El concepto que más se acerca a lo que aquí describo viene de la ingeniería, no del arte: el human-in-the-loop, el humano en el bucle. Pero en su campo de origen —aprendizaje automático, diseño de sistemas— ese humano se piensa de manera estrictamente instrumental: interviene para corregir sesgos, validar resultados, etiquetar lo ambiguo, servir de control de calidad. Es un humano funcional, una pieza del rendimiento del sistema.

No existe, hasta donde he podido rastrear, una teorización estética de ese papel. Nadie ha pensado el humano en el bucle como autor de un excedente: como el agente que, sin escribir el dato ni ejecutar la forma, introduce la modulación de la que depende que haya o no acontecimiento artístico. La teoría está partida en dos polos que se ignoran: la estética generativa pura, que celebra la autonomía del sistema y reduce al humano a quien aprieta el interruptor; y el diseño de interacción, que estudia al espectador pero no la firma conceptual del artista sobre el flujo automatizado. Entre ambos, el lugar exacto donde trabajan Ikeda, Frick, Lupi y Thorp, no tiene todavía una teoría.

Ese hueco es el programa de esta línea. No se trata de decidir si el arte de datos es arte —pregunta perezosa—, sino de describir con precisión qué operación realiza el artista cuando ya no produce el contenido ni ejecuta la forma, y bajo qué condiciones esa operación produce un excedente y no un mero espectáculo de datos. Lo que el artista hace cuando ya no hace la obra: eso es lo que quiero pensar aquí.
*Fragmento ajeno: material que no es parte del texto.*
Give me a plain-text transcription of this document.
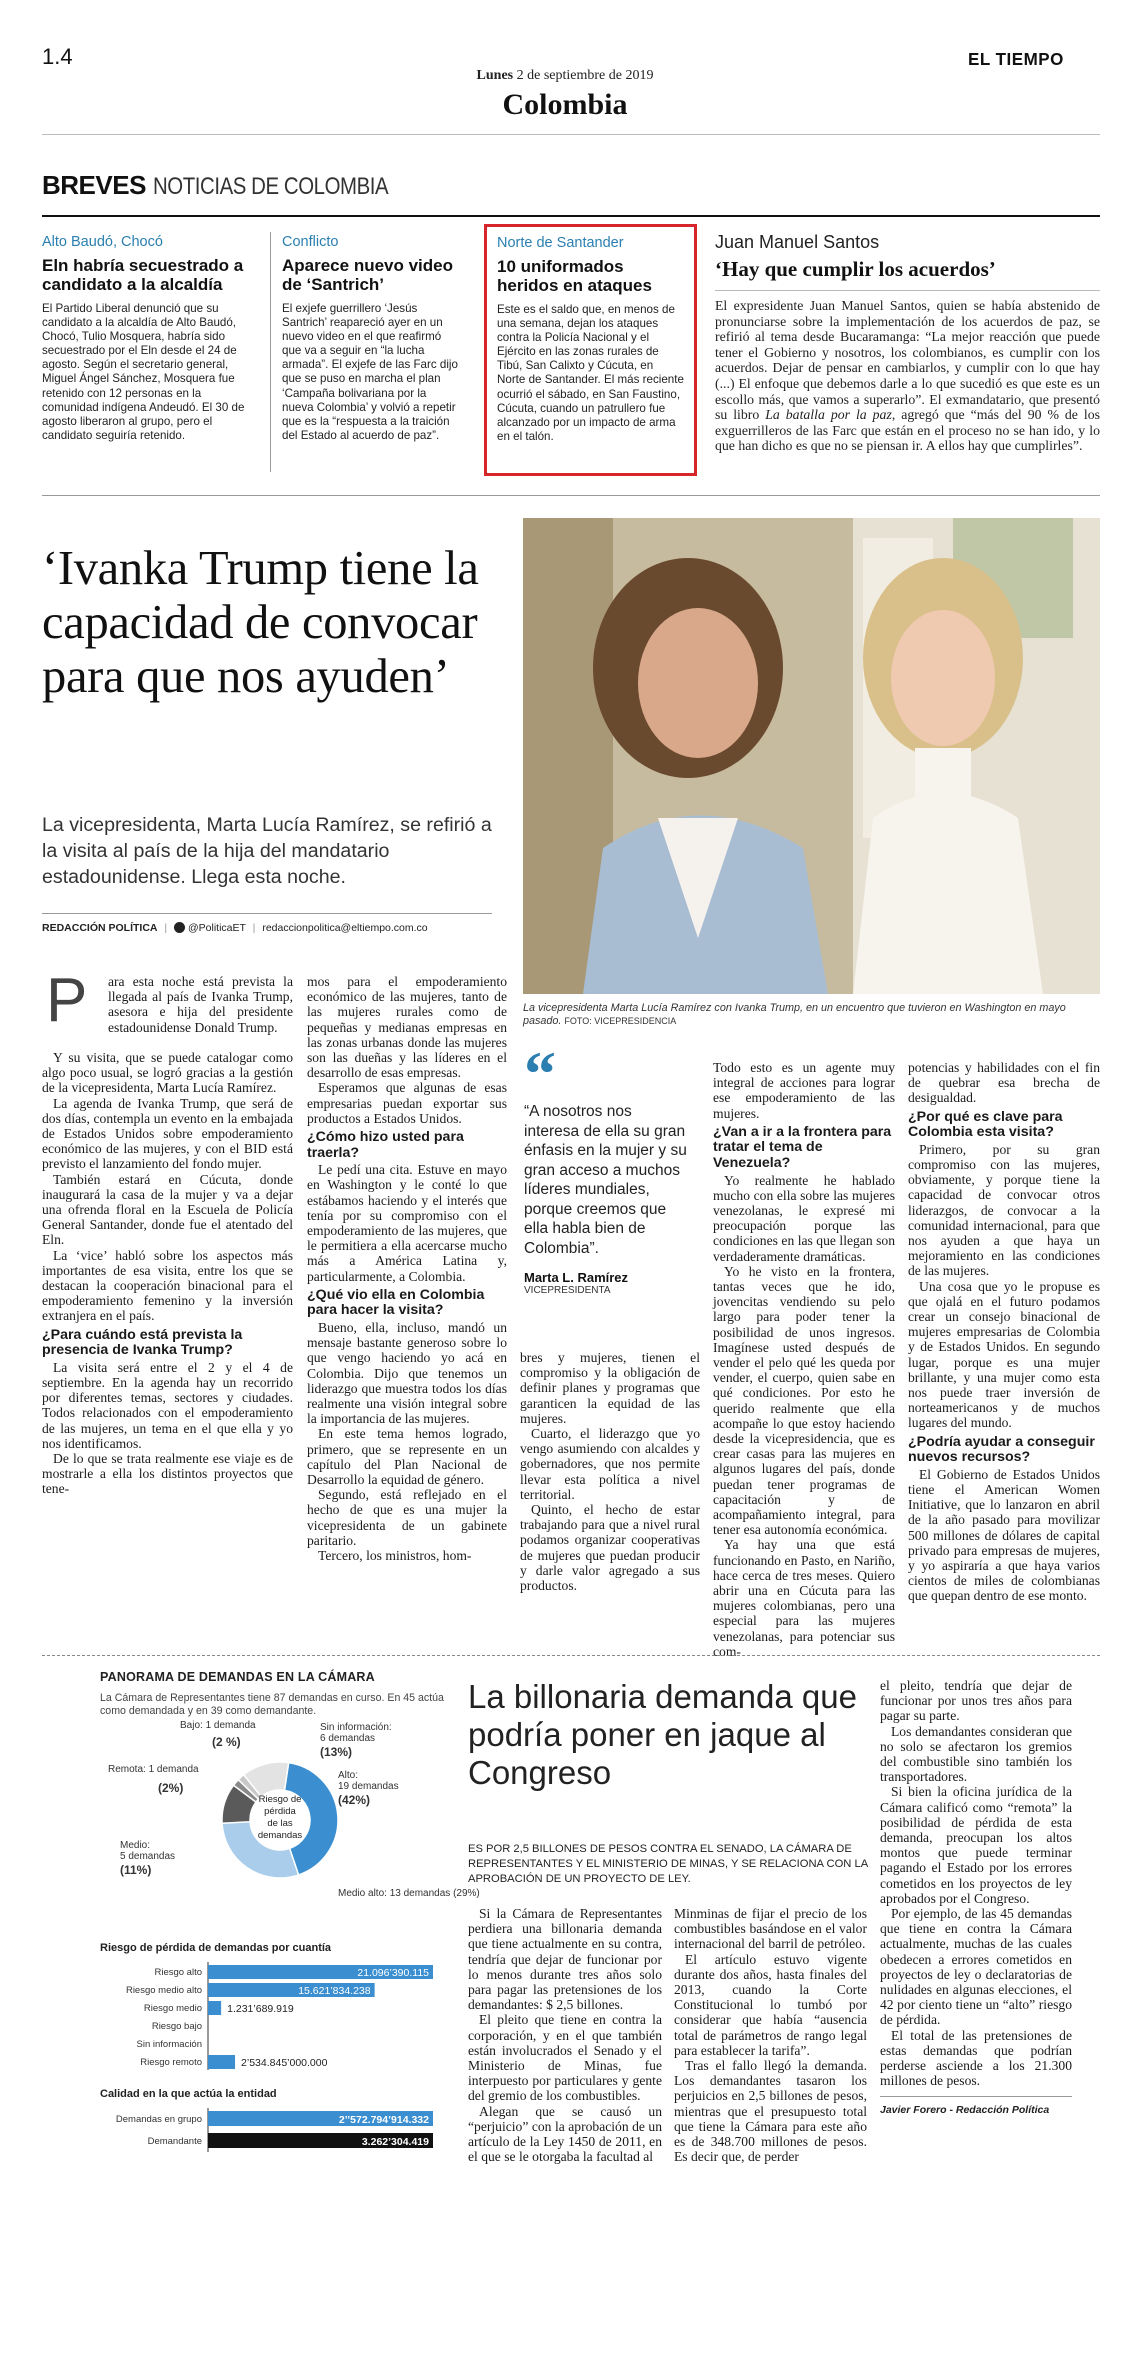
1.4
Lunes 2 de septiembre de 2019
Colombia
EL TIEMPO
BREVES NOTICIAS DE COLOMBIA
Alto Baudó, Chocó
Eln habría secuestrado a candidato a la alcaldía
El Partido Liberal denunció que su candidato a la alcaldía de Alto Baudó, Chocó, Tulio Mosquera, habría sido secuestrado por el Eln desde el 24 de agosto. Según el secretario general, Miguel Ángel Sánchez, Mosquera fue retenido con 12 personas en la comunidad indígena Andeudó. El 30 de agosto liberaron al grupo, pero el candidato seguiría retenido.
Conflicto
Aparece nuevo video de ‘Santrich’
El exjefe guerrillero ‘Jesús Santrich’ reapareció ayer en un nuevo video en el que reafirmó que va a seguir en “la lucha armada”. El exjefe de las Farc dijo que se puso en marcha el plan ‘Campaña bolivariana por la nueva Colombia’ y volvió a repetir que es la “respuesta a la traición del Estado al acuerdo de paz”.
Norte de Santander
10 uniformados heridos en ataques
Este es el saldo que, en menos de una semana, dejan los ataques contra la Policía Nacional y el Ejército en las zonas rurales de Tibú, San Calixto y Cúcuta, en Norte de Santander. El más reciente ocurrió el sábado, en San Faustino, Cúcuta, cuando un patrullero fue alcanzado por un impacto de arma en el talón.
Juan Manuel Santos
‘Hay que cumplir los acuerdos’
El expresidente Juan Manuel Santos, quien se había abstenido de pronunciarse sobre la implementación de los acuerdos de paz, se refirió al tema desde Bucaramanga: “La mejor reacción que puede tener el Gobierno y nosotros, los colombianos, es cumplir con los acuerdos. Dejar de pensar en cambiarlos, y cumplir con lo que hay (...) El enfoque que debemos darle a lo que sucedió es que este es un escollo más, que vamos a superarlo”. El exmandatario, que presentó su libro La batalla por la paz, agregó que “más del 90 % de los exguerrilleros de las Farc que están en el proceso no se han ido, y lo que han dicho es que no se piensan ir. A ellos hay que cumplirles”.
‘Ivanka Trump tiene la capacidad de convocar para que nos ayuden’
La vicepresidenta, Marta Lucía Ramírez, se refirió a la visita al país de la hija del mandatario estadounidense. Llega esta noche.
REDACCIÓN POLÍTICA | @PoliticaET | redaccionpolitica@eltiempo.com.co
La vicepresidenta Marta Lucía Ramírez con Ivanka Trump, en un encuentro que tuvieron en Washington en mayo pasado. FOTO: VICEPRESIDENCIA
P ara esta noche está prevista la llegada al país de Ivanka Trump, asesora e hija del presidente estadounidense Donald Trump.

Y su visita, que se puede catalogar como algo poco usual, se logró gracias a la gestión de la vicepresidenta, Marta Lucía Ramírez.

La agenda de Ivanka Trump, que será de dos días, contempla un evento en la embajada de Estados Unidos sobre empoderamiento económico de las mujeres, y con el BID está previsto el lanzamiento del fondo mujer.

También estará en Cúcuta, donde inaugurará la casa de la mujer y va a dejar una ofrenda floral en la Escuela de Policía General Santander, donde fue el atentado del Eln.

La ‘vice’ habló sobre los aspectos más importantes de esa visita, entre los que se destacan la cooperación binacional para el empoderamiento femenino y la inversión extranjera en el país.

¿Para cuándo está prevista la presencia de Ivanka Trump?

La visita será entre el 2 y el 4 de septiembre. En la agenda hay un recorrido por diferentes temas, sectores y ciudades. Todos relacionados con el empoderamiento de las mujeres, un tema en el que ella y yo nos identificamos.

De lo que se trata realmente ese viaje es de mostrarle a ella los distintos proyectos que tene-

mos para el empoderamiento económico de las mujeres, tanto de las mujeres rurales como de pequeñas y medianas empresas en las zonas urbanas donde las mujeres son las dueñas y las líderes en el desarrollo de esas empresas.

Esperamos que algunas de esas empresarias puedan exportar sus productos a Estados Unidos.

¿Cómo hizo usted para traerla?

Le pedí una cita. Estuve en mayo en Washington y le conté lo que estábamos haciendo y el interés que tenía por su compromiso con el empoderamiento de las mujeres, que le permitiera a ella acercarse mucho más a América Latina y, particularmente, a Colombia.

¿Qué vio ella en Colombia para hacer la visita?

Bueno, ella, incluso, mandó un mensaje bastante generoso sobre lo que vengo haciendo yo acá en Colombia. Dijo que tenemos un liderazgo que muestra todos los días realmente una visión integral sobre la importancia de las mujeres.

En este tema hemos logrado, primero, que se represente en un capítulo del Plan Nacional de Desarrollo la equidad de género.

Segundo, está reflejado en el hecho de que es una mujer la vicepresidenta de un gabinete paritario.

Tercero, los ministros, hom-

“
“A nosotros nos interesa de ella su gran énfasis en la mujer y su gran acceso a muchos líderes mundiales, porque creemos que ella habla bien de Colombia”.
Marta L. Ramírez
VICEPRESIDENTA

bres y mujeres, tienen el compromiso y la obligación de definir planes y programas que garanticen la equidad de las mujeres.

Cuarto, el liderazgo que yo vengo asumiendo con alcaldes y gobernadores, que nos permite llevar esta política a nivel territorial.

Quinto, el hecho de estar trabajando para que a nivel rural podamos organizar cooperativas de mujeres que puedan producir y darle valor agregado a sus productos.

Todo esto es un agente muy integral de acciones para lograr ese empoderamiento de las mujeres.

¿Van a ir a la frontera para tratar el tema de Venezuela?

Yo realmente he hablado mucho con ella sobre las mujeres venezolanas, le expresé mi preocupación porque las condiciones en las que llegan son verdaderamente dramáticas.

Yo he visto en la frontera, tantas veces que he ido, jovencitas vendiendo su pelo largo para poder tener la posibilidad de unos ingresos. Imagínese usted después de vender el pelo qué les queda por vender, el cuerpo, quien sabe en qué condiciones. Por esto he querido realmente que ella acompañe lo que estoy haciendo desde la vicepresidencia, que es crear casas para las mujeres en algunos lugares del país, donde puedan tener programas de capacitación y de acompañamiento integral, para tener esa autonomía económica.

Ya hay una que está funcionando en Pasto, en Nariño, hace cerca de tres meses. Quiero abrir una en Cúcuta para las mujeres colombianas, pero una especial para las mujeres venezolanas, para potenciar sus com-

potencias y habilidades con el fin de quebrar esa brecha de desigualdad.

¿Por qué es clave para Colombia esta visita?

Primero, por su gran compromiso con las mujeres, obviamente, y porque tiene la capacidad de convocar otros liderazgos, de convocar a la comunidad internacional, para que nos ayuden a que haya un mejoramiento en las condiciones de las mujeres.

Una cosa que yo le propuse es que ojalá en el futuro podamos crear un consejo binacional de mujeres empresarias de Colombia y de Estados Unidos. En segundo lugar, porque es una mujer brillante, y una mujer como esta nos puede traer inversión de norteamericanos y de muchos lugares del mundo.

¿Podría ayudar a conseguir nuevos recursos?

El Gobierno de Estados Unidos tiene el American Women Initiative, que lo lanzaron en abril de la año pasado para movilizar 500 millones de dólares de capital privado para empresas de mujeres, y yo aspiraría a que haya varios cientos de miles de colombianas que quepan dentro de ese monto.

PANORAMA DE DEMANDAS EN LA CÁMARA
La Cámara de Representantes tiene 87 demandas en curso. En 45 actúa como demandada y en 39 como demandante.
Riesgo de
pérdida
de las
demandas
Alto: 19 demandas (42%)
Medio alto: 13 demandas (29%)
Medio: 5 demandas (11%)
Remota: 1 demanda
(2%)
Bajo: 1 demanda
(2 %)
Sin información: 6 demandas (13%)
Riesgo de pérdida de demandas por cuantía
Riesgo alto	21.096’390.115
Riesgo medio alto	15.621’834.238
Riesgo medio 1.231’689.919
Riesgo bajo
Sin información
Riesgo remoto	2’534.845’000.000
Calidad en la que actúa la entidad
Demandas en grupo	2’’572.794’914.332
Demandante	3.262’304.419
La billonaria demanda que podría poner en jaque al Congreso
ES POR 2,5 BILLONES DE PESOS CONTRA EL SENADO, LA CÁMARA DE REPRESENTANTES Y EL MINISTERIO DE MINAS, Y SE RELACIONA CON LA APROBACIÓN DE UN PROYECTO DE LEY.

Si la Cámara de Representantes perdiera una billonaria demanda que tiene actualmente en su contra, tendría que dejar de funcionar por lo menos durante tres años solo para pagar las pretensiones de los demandantes: $ 2,5 billones.

El pleito que tiene en contra la corporación, y en el que también están involucrados el Senado y el Ministerio de Minas, fue interpuesto por particulares y gente del gremio de los combustibles.

Alegan que se causó un “perjuicio” con la aprobación de un artículo de la Ley 1450 de 2011, en el que se le otorgaba la facultad al

Minminas de fijar el precio de los combustibles basándose en el valor internacional del barril de petróleo.

El artículo estuvo vigente durante dos años, hasta finales del 2013, cuando la Corte Constitucional lo tumbó por considerar que había “ausencia total de parámetros de rango legal para establecer la tarifa”.

Tras el fallo llegó la demanda. Los demandantes tasaron los perjuicios en 2,5 billones de pesos, mientras que el presupuesto total que tiene la Cámara para este año es de 348.700 millones de pesos. Es decir que, de perder

el pleito, tendría que dejar de funcionar por unos tres años para pagar su parte.

Los demandantes consideran que no solo se afectaron los gremios del combustible sino también los transportadores.

Si bien la oficina jurídica de la Cámara calificó como “remota” la posibilidad de pérdida de esta demanda, preocupan los altos montos que puede terminar pagando el Estado por los errores cometidos en los proyectos de ley aprobados por el Congreso.

Por ejemplo, de las 45 demandas que tiene en contra la Cámara actualmente, muchas de las cuales obedecen a errores cometidos en proyectos de ley o declaratorias de nulidades en algunas elecciones, el 42 por ciento tiene un “alto” riesgo de pérdida.

El total de las pretensiones de estas demandas que podrían perderse asciende a los 21.300 millones de pesos.

Javier Forero - Redacción Política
Este cuaderno queda abierto, como siempre, a quien quiera intervenir —desde el arte de datos, la estética computacional, los estudios de software o la práctica.

Fuentes

Manovich, L. (2001). The Language of New Media. Cambridge, MA: MIT Press. (Cap. “The Database”: la base de datos como forma simbólica de la era informática.)

Goatley, W. (2019). A Promise and a Strategy: Transparency, Spectacle, and Critical Data Aesthetics. Datatata Conference Proceedings.

Hayles, N. K. (2008). Electronic Literature: New Horizons for the Literary. Notre Dame: University of Notre Dame Press. (Base de datos y narrativa como formas mutuamente constitutivas.)

Mosqueira-Rey, E., Hernández-Pereira, E., Alonso-Ríos, D., Bobes-Bascarán, J., & Fernández-Leal, Á. (2023). Human-in-the-loop machine learning: a state of the art. Artificial Intelligence Review, 56, 3005–3054. https://doi.org/10.1007/s10462-022-10246-w

Ikeda, R. data-verse (2019–2020) y datamatics (2006–). Documentación de exposiciones (Almine Rech; Taro Nasu Gallery).

Frick, L. FRICKbits y series de visualización de datos personales. Documentación de proyecto. https://www.frickbits.com

Lupi, G. Dear Data (con Stefanie Posavec, 2016) y metodología Data Humanism. Pentagram. https://www.pentagram.com/about/giorgia-lupi

Thorp, J. Algoritmo de adyacencia del National September 11 Memorial; residencia en The New York Times. https://www.ted.com/speakers/jer_thorp

Esteban Ruiz, J. A. Art as Structural Surplus: Toward a Relational Ontology Beyond Human Authorship (V2.3). PhilArchive y Zenodo, 2026.